Regarding meat as a specialty food not only makes me appreciate it more, but it also tends to cut out the shitty low-quality meats from my life. I no longer grab low-quality ground beef by default for a spaghetti or hamburger meal. Over time I’ve learned to cook with alternatives and now I find them just as enjoyable – if not more, because I am conscious of the positive health and environmental implications.

Follow an attainable transition plan.

The key for anyone who is trying to create new habits is to keep the stress level low and work your way up in increments over time. The most devastating thing in any new habit is a relapse which is almost always spurred by too difficult of parameters that are unsustainable over time.

If you’re eating meat every day right now, you may want to try cutting out meat only one day to start. Once you’re comfortable with that you can move to two or three days a week. This slow transition won’t be a shock to your tastebuds and it will give you plenty of time to develop alternative meat-free versions of your favorite meals.

Give meat substitutes and alternatives a chance.

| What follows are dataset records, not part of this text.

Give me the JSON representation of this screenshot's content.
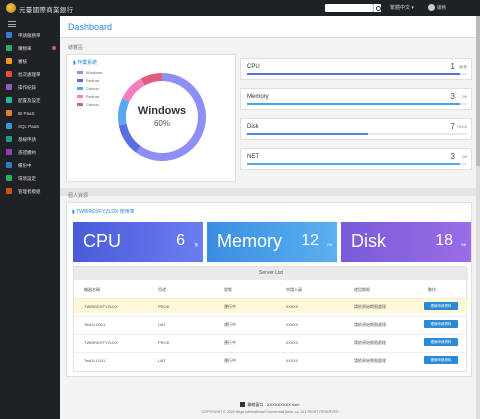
{
  "app": {
    "brand": "元臺國際商業銀行",
    "language": "繁體中文",
    "user": "總務"
  },
  "sidebar": {
    "items": [
      {
        "label": "申請服務單",
        "icon": "form-icon",
        "color": "#3a7bd5",
        "badge": false
      },
      {
        "label": "購物車",
        "icon": "cart-icon",
        "color": "#27ae60",
        "badge": true
      },
      {
        "label": "審核",
        "icon": "check-icon",
        "color": "#f39c12",
        "badge": false
      },
      {
        "label": "批次處理單",
        "icon": "batch-icon",
        "color": "#e74c3c",
        "badge": false
      },
      {
        "label": "操作紀錄",
        "icon": "history-icon",
        "color": "#9b59b6",
        "badge": false
      },
      {
        "label": "配置及設定",
        "icon": "settings-icon",
        "color": "#1abc9c",
        "badge": false
      },
      {
        "label": "BI PaaS",
        "icon": "bi-icon",
        "color": "#e67e22",
        "badge": false
      },
      {
        "label": "SQL PaaS",
        "icon": "sql-icon",
        "color": "#3498db",
        "badge": false
      },
      {
        "label": "基線申請",
        "icon": "baseline-icon",
        "color": "#16a085",
        "badge": false
      },
      {
        "label": "憑證續約",
        "icon": "cert-icon",
        "color": "#8e44ad",
        "badge": false
      },
      {
        "label": "備份中",
        "icon": "backup-icon",
        "color": "#2c80b9",
        "badge": false
      },
      {
        "label": "環境設定",
        "icon": "env-icon",
        "color": "#27ae60",
        "badge": false
      },
      {
        "label": "管理者模組",
        "icon": "admin-icon",
        "color": "#d35400",
        "badge": false
      }
    ]
  },
  "page": {
    "title": "Dashboard",
    "section1": "總覽區",
    "section2": "個人資源"
  },
  "os_card": {
    "title": "作業系統",
    "legend": [
      {
        "label": "Windows",
        "color": "#8e8ef5"
      },
      {
        "label": "Redhat",
        "color": "#5b6ee1"
      },
      {
        "label": "Centos",
        "color": "#5aa9f0"
      },
      {
        "label": "Redhat",
        "color": "#f47fc0"
      },
      {
        "label": "Centos",
        "color": "#e05d7e"
      }
    ],
    "center_label": "Windows",
    "center_pct": "60%"
  },
  "metrics": [
    {
      "name": "CPU",
      "value": "1",
      "unit": "個/核",
      "fill": 0.97,
      "color": "#5b6ee1"
    },
    {
      "name": "Memory",
      "value": "3",
      "unit": "GB",
      "fill": 0.97,
      "color": "#4aa3df"
    },
    {
      "name": "Disk",
      "value": "7",
      "unit": "TB/GB",
      "fill": 0.55,
      "color": "#4a90d9"
    },
    {
      "name": "NET",
      "value": "3",
      "unit": "GB",
      "fill": 0.97,
      "color": "#5aa9f0"
    }
  ],
  "machine": {
    "header": "TWBIRDXFYZLDX 使用率",
    "tiles": [
      {
        "name": "CPU",
        "value": "6",
        "unit": "核",
        "color_from": "#4a5bd9",
        "color_to": "#6a7df0"
      },
      {
        "name": "Memory",
        "value": "12",
        "unit": "GB",
        "color_from": "#3a8ee0",
        "color_to": "#5ab0f0"
      },
      {
        "name": "Disk",
        "value": "18",
        "unit": "GB",
        "color_from": "#7a5bd9",
        "color_to": "#9a6de6"
      }
    ]
  },
  "server_list": {
    "title": "Server List",
    "headers": [
      "機器名稱",
      "用途",
      "狀態",
      "申請人員",
      "使用期限",
      "動作"
    ],
    "rows": [
      {
        "name": "TWBIRDXFYZLDX",
        "purpose": "PROD",
        "status": "運行中",
        "applicant": "0X0X0",
        "expire": "請依原始期限處理",
        "action": "連線申請資料",
        "highlight": true
      },
      {
        "name": "Test1LLDXL",
        "purpose": "UAT",
        "status": "運行中",
        "applicant": "0X0X0",
        "expire": "請依原始期限處理",
        "action": "連線申請資料",
        "highlight": false
      },
      {
        "name": "TWBIRDXFYZLDX",
        "purpose": "PROD",
        "status": "運行中",
        "applicant": "0X0X0",
        "expire": "請依原始期限處理",
        "action": "連線申請資料",
        "highlight": false
      },
      {
        "name": "Test1LLDXL",
        "purpose": "UAT",
        "status": "運行中",
        "applicant": "0X0X0",
        "expire": "請依原始期限處理",
        "action": "連線申請資料",
        "highlight": false
      }
    ]
  },
  "footer": {
    "line1": "聯絡窗口 : XXXXXXXXX.com",
    "line2": "COPYRIGHT © 2024 Mega International Commercial Bank, co. ALL RIGHT RESERVED"
  }
}
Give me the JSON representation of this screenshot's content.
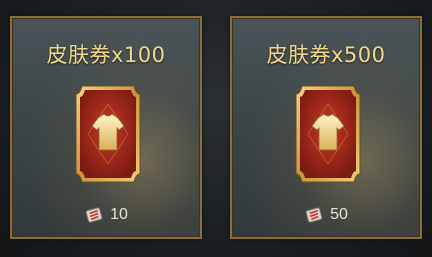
{
  "cards": [
    {
      "title": "皮肤券x100",
      "price": "10",
      "icon": "skin-ticket-icon",
      "currency_icon": "gem-icon"
    },
    {
      "title": "皮肤券x500",
      "price": "50",
      "icon": "skin-ticket-icon",
      "currency_icon": "gem-icon"
    }
  ],
  "colors": {
    "title": "#f2d889",
    "border": "#8a6f3c",
    "ticket_red": "#a8271b",
    "ticket_gold": "#e0b45a"
  }
}
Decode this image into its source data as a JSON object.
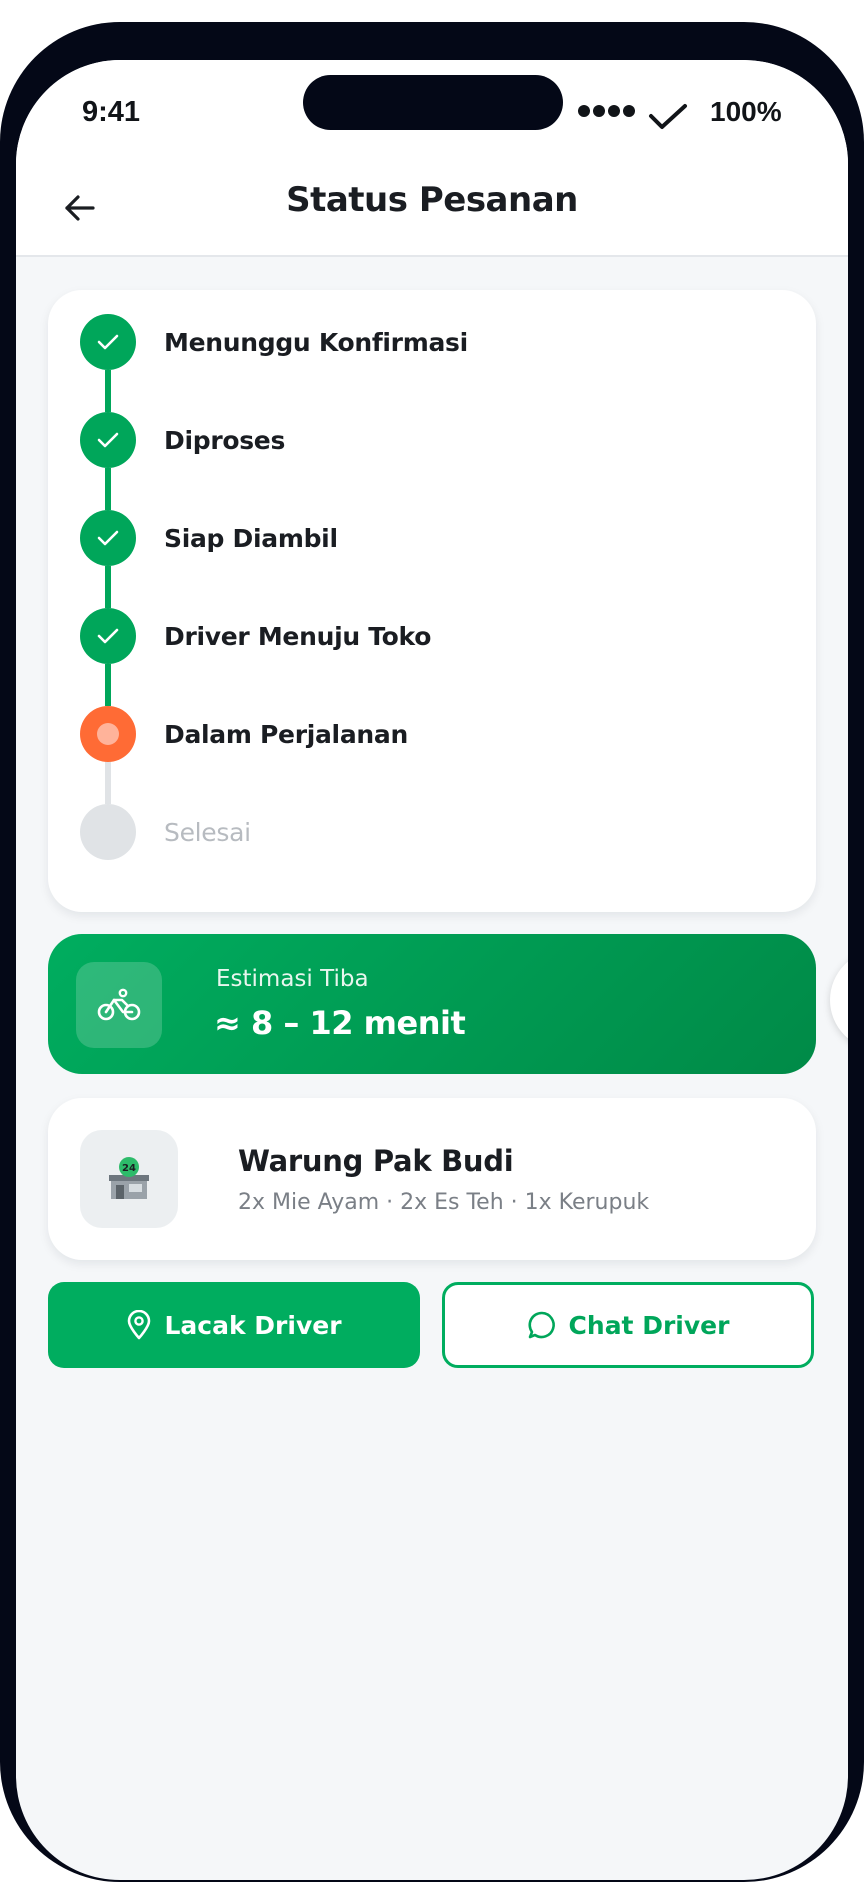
{
  "status_bar": {
    "time": "9:41",
    "battery": "100%"
  },
  "header": {
    "title": "Status Pesanan",
    "back_icon": "arrow-left-icon"
  },
  "timeline": {
    "steps": [
      {
        "label": "Menunggu Konfirmasi",
        "state": "done"
      },
      {
        "label": "Diproses",
        "state": "done"
      },
      {
        "label": "Siap Diambil",
        "state": "done"
      },
      {
        "label": "Driver Menuju Toko",
        "state": "done"
      },
      {
        "label": "Dalam Perjalanan",
        "state": "active"
      },
      {
        "label": "Selesai",
        "state": "pending"
      }
    ]
  },
  "eta": {
    "label": "Estimasi Tiba",
    "value": "≈ 8 – 12 menit",
    "icon": "bicycle-icon"
  },
  "store": {
    "name": "Warung Pak Budi",
    "items": "2x Mie Ayam · 2x Es Teh · 1x Kerupuk",
    "icon": "store-24-icon"
  },
  "actions": {
    "track_label": "Lacak Driver",
    "track_icon": "location-pin-icon",
    "chat_label": "Chat Driver",
    "chat_icon": "chat-bubble-icon"
  },
  "colors": {
    "primary": "#00a65a",
    "active": "#ff6b35",
    "pending": "#e0e3e6",
    "frame": "#040817"
  }
}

Tofu isn’t going to replace steak any time soon. Some new products are getting better, but no matter how you cut it, it isn’t the same. Rather than expecting the latest tofu burger to be just as good as In-N-Out, let’s place more emphasis on the health and environmental benefits of these alternatives.

Vegetarian alternatives have been around for a while now (think about India!) so there are a lot of really good recipes out there if you’re willing to try something new. The same goes for eating out – vegetarianism is at it’s peak in popularity and it’s never been easier to find alternatives.


In Summary:

Changing the way you think about meat and following a feasible transition plan is the key to successfully reducing your meat consumption. Go slow and setup some parameters that work for you; Going cold turkey is setting yourself up for failure. You can always decrease your meat intake more as you become comfortable with your new diet

Here are some tips to help you:

  • Don’t stress it. Feel good about the positive impact your having when you choose a meat alternative rather than beating yourself up about the negative environmental impact every time you eat meat.
  • Easy does it. You don’t need to go vegetarian over night. Drastically changing your lifestyle is difficult and a recipe for success. Taking small steps will yield better results over time.
  • Some good strategies:
    • Eat meat only when you go out.
    • Cut out one day a week or one meal a day.
    • Buy more sustainably raised meat.
    • Give the alternatives a try.
  • Learn to appreciate meat more. The more you appreciate meat, the more you can enjoy it on occassion and the less you will take it for granted or make it a necessity of every meal.